Além disso, o aumento das expectativas de inflação e o salto nos rendimentos dos títulos diminuem as chances de cortes de juros no curto prazo, um fator tradicionalmente desfavorável para cripto. Nesse contexto, o Bitcoin tende a oscilar lateralmente com viés de baixa, podendo testar níveis de suporte enquanto investidores aguardam sinais de estabilização geopolítica ou mudanças na política monetária global.
Bitcoin análise técnica
De acordo com Marco Aurélio, CIO da Vault Capital, os mercados começaram o dia sob forte tensão. A abertura dos futuros veio pressionada após ataques realizados por Israel e EUA contra infraestrutura petrolífera iraniana. Além disso, declarações de Trump sobre possível envio de tropas terrestres ao Irã aumentaram ainda mais o receio dos investidores.
Na abertura, os futuros americanos chegaram a cair com força, enquanto o Brent ampliou sua alta, refletindo o risco imediato sobre a oferta global de petróleo.
No entanto, segundo ele, surgiu uma tentativa de estabilização. O G7 está considerando liberar cerca de 400 milhões de barris de petróleo das reservas estratégicas. Essa possibilidade ajudou a aliviar parte da pressão no preço do petróleo, que saiu de uma alta acumulada próxima de 30% para algo em torno de 12%, reduzindo parcialmente o choque inflacionário imediato.
Mesmo com o cenário de tensão, o Bitcoin apresentou comportamento relativamente construtivo.

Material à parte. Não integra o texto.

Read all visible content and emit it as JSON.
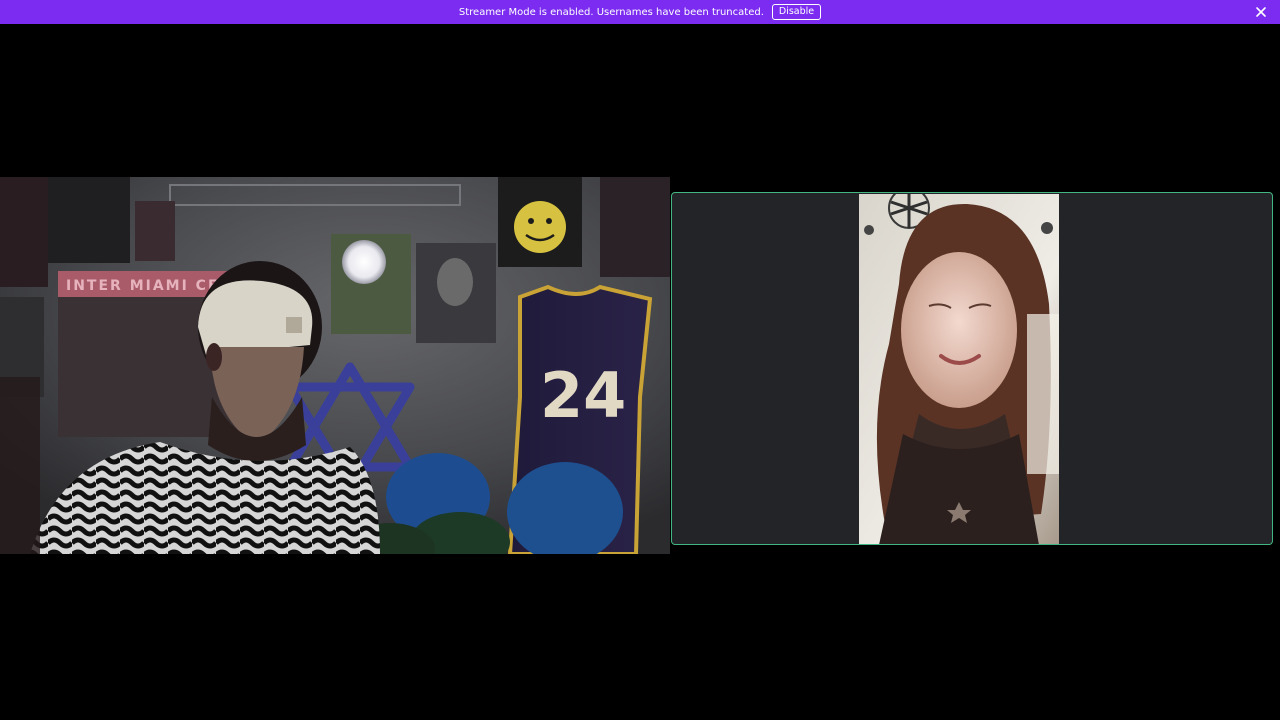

A mínima do movimento ocorreu exatamente no momento da abertura dos futuros, por volta das 19h e, a partir dali, o ativo passou a recuperar gradualmente. Esse padrão não é novo. Em diversos episódios recentes, o Bitcoin vem formando mínimas durante a abertura do mercado futuro, acumulando recuperação ao longo da madrugada e buscando as máximas próximas à abertura do mercado americano.
Ainda assim, o analista afirma que é preciso cautela já que a abertura do mercado tradicional pode trazer reajustes de carteira por parte dos fundos, o que frequentemente altera a dinâmica do preço nas primeiras horas.
Para que esse movimento ganhe força e deixe de ser apenas uma reação de curto prazo, alguns níveis precisam ser confirmados. O primeiro passo é transformar a região de 67.500 em suporte. A partir daí, o mercado pode tentar atacar o cluster entre 68k e 69k, que funciona como a primeira zona relevante de resistência.
De acordo com ele, se essa região for recuperada com consistência, o próximo objetivo técnico passa a ser a reconstrução da faixa dos 70.700, nível que devolve maior estabilidade estrutural ao preço. O cenário continua dominado pelo risco geopolítico e pelo comportamento do petróleo.
Enquanto o macro gera volatilidade, o Bitcoin mostra sinais de absorção nas quedas. A confirmação virá apenas com suporte sustentado acima de 67.500 e recuperação da faixa de 70.700. Até lá, o movimento ainda deve ser tratado como reação dentro de um ambiente de incerteza.
Portanto, o preço do Bitcoin em 09 de março de 2026 é de R$ 357.409,51. Neste valor, R$ 1.000 compram 0,0026 BTC e R$ 1 compram 0,0000026 BTC.
As criptomoedas que estão registrando as maiores altas no dia 09 de março de 2026, são: DeXe (DEXE), Bittensor (TAO) e Chiliz (CHZ), com altas de 17%, 9% e 5% respectivamente.
As criptomoedas que estão registrando as maiores baixas no dia 09 de março de 2026, são: Humanity Protocol (H), PiPin (PIPIN), Stable (STABLE) com quedas de -14%, -8% e -7% respectivamente.
Este artigo não contém conselhos ou recomendações de investimento. Toda decisão de investimento e negociação envolve riscos, e os leitores devem realizar sua própria pesquisa antes de tomar uma decisão.